Analysis of a numerical scheme for 3-wave kinetic equations

TL;DR

This paper provides a rigorous mathematical analysis of numerical schemes for 3-wave kinetic equations, establishing well-posedness, stability, decay properties, and moment creation, supported by numerical validation.

Contribution

It offers the first comprehensive theoretical framework for these schemes, including existence, uniqueness, stability, and moment behavior analysis.

Findings

Proved global existence and uniqueness of solutions.

Established exponential energy decay and positivity propagation.

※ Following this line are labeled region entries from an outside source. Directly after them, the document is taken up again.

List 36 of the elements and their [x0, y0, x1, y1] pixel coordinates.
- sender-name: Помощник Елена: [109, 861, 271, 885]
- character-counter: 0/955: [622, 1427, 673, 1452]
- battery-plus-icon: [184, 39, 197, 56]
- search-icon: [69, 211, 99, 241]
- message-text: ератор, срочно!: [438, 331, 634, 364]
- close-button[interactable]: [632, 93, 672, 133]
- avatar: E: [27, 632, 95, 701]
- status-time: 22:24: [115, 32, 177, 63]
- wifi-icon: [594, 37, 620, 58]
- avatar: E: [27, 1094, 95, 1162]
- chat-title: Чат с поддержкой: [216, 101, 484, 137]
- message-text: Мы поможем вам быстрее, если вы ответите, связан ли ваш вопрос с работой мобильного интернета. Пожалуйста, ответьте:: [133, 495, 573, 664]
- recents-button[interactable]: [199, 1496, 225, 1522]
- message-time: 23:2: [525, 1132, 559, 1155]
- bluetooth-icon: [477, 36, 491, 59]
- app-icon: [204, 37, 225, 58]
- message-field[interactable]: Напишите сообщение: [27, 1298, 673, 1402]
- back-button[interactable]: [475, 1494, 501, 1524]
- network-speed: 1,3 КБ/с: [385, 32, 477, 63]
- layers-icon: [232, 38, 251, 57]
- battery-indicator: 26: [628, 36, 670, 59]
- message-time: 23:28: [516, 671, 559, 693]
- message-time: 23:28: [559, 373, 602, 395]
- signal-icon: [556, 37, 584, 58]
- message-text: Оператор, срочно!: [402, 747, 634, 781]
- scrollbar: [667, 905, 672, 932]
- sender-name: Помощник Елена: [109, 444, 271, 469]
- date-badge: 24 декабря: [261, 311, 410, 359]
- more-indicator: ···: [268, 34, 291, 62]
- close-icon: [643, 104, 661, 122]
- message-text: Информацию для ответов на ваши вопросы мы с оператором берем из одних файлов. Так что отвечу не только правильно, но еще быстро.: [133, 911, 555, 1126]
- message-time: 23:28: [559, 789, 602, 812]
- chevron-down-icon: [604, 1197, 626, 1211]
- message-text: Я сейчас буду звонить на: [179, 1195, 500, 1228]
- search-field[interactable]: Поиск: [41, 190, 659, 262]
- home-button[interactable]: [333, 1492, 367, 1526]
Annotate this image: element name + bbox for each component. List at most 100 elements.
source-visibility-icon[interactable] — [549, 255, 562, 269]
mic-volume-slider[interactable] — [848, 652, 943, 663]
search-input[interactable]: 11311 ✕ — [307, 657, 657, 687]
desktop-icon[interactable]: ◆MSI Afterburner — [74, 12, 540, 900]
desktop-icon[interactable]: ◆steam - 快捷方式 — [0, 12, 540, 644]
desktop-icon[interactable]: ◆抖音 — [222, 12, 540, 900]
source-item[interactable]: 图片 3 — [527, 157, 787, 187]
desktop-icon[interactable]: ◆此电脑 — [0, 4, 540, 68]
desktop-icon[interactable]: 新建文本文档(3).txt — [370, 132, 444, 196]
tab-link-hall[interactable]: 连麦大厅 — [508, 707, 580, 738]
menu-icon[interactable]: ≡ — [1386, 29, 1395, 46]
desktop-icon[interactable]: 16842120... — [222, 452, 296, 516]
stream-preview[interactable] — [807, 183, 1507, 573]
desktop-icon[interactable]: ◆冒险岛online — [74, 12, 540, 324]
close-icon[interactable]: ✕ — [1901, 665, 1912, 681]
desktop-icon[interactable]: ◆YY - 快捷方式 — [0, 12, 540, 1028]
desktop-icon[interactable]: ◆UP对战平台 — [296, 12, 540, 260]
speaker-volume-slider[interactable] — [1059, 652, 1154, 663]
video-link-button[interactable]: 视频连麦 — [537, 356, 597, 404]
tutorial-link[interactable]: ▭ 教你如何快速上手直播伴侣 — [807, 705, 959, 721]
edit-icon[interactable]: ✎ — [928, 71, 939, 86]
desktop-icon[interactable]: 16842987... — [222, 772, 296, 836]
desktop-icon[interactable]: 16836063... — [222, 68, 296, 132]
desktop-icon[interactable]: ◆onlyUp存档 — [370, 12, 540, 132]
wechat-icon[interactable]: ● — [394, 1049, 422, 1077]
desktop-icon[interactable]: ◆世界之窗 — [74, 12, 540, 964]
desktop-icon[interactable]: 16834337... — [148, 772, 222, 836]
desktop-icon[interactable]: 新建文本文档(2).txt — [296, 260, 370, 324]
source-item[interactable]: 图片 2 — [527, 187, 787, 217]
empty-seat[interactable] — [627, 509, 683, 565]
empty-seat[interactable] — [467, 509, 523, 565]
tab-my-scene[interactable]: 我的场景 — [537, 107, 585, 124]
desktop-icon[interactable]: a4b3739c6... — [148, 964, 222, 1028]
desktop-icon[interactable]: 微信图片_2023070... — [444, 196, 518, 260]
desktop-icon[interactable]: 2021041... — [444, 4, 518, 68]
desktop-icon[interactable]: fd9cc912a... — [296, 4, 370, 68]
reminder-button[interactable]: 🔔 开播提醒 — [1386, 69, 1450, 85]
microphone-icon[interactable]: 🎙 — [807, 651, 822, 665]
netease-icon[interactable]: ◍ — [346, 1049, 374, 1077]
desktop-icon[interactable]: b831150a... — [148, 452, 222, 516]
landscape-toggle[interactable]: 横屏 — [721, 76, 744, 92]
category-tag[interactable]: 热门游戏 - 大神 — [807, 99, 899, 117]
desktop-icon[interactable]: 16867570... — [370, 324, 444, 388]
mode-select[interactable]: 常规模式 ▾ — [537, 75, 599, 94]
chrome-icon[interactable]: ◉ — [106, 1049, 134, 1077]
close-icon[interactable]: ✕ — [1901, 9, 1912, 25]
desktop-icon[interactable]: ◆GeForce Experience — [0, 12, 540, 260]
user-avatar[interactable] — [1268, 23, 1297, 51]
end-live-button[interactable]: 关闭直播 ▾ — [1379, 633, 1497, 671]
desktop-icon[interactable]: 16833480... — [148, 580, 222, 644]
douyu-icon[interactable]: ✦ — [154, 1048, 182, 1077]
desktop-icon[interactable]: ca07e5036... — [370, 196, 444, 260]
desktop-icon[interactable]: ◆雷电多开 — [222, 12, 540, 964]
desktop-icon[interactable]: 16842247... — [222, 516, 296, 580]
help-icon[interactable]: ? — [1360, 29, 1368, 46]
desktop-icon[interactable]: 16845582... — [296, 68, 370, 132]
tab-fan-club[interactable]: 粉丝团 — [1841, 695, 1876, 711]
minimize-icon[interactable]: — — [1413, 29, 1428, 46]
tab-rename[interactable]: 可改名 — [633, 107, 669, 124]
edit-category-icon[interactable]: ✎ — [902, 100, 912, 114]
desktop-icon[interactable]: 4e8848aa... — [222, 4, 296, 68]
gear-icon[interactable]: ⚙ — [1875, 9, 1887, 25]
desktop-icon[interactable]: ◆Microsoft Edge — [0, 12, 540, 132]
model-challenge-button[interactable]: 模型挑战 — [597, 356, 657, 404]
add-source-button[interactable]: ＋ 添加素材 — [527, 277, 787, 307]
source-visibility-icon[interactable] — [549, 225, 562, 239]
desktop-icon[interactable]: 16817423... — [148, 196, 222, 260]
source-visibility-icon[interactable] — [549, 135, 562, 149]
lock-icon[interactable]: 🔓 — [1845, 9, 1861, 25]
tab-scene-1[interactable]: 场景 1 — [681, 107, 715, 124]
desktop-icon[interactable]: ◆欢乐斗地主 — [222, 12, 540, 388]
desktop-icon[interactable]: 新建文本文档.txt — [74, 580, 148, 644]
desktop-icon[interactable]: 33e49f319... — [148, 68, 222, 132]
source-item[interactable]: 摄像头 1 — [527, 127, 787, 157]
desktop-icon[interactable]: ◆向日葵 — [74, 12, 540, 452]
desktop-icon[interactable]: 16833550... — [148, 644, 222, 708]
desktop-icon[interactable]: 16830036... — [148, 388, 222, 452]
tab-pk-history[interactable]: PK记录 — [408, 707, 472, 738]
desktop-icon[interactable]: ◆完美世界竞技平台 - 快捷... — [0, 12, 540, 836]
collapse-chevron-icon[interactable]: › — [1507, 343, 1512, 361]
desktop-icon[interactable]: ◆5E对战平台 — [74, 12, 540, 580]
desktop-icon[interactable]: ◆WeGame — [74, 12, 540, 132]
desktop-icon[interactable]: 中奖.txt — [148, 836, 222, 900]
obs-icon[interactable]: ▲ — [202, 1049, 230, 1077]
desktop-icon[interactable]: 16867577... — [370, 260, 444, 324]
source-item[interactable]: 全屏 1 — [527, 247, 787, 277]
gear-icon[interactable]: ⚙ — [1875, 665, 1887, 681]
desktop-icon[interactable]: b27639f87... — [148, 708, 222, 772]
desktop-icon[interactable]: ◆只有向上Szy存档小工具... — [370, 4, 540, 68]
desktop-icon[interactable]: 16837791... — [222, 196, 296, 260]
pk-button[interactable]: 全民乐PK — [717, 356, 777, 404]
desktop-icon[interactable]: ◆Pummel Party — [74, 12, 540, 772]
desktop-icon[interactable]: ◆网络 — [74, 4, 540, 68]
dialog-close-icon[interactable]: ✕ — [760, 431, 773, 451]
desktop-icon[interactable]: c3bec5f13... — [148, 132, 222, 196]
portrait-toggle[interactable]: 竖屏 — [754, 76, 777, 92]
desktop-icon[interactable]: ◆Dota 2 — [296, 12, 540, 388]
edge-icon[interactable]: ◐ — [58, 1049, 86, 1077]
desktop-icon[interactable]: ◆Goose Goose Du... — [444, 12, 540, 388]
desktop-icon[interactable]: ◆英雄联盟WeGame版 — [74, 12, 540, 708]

Demonstrated creation of high-energy moments and validated with numerical results.

Abstract

Several numerical schemes for 3-wave kinetic equations have been proposed in recent work and shown to be accurate and computationally efficient [8,33,34,35]. However, their rigorous numerical analysis remains open. This paper aims to close this gap. We establish a comprehensive well-posedness and qualitative theory for the discrete equation arising from those schemes. We prove global existence, uniqueness, and Lipschitz stability of nonnegative classical solutions in $\ell^1(\mathbb{N})$, together with uniform bounds and decay of moments. We further show exponential energy decay and a sharp creation and propagation of positivity characterized by the arithmetic structure of the initial support. Finally, we obtain the propagation and instantaneous creation of polynomial, Mittag-Leffler, and exponential moments, providing quantitative control of high energy tails. We validate the theoretical findings by numerical results.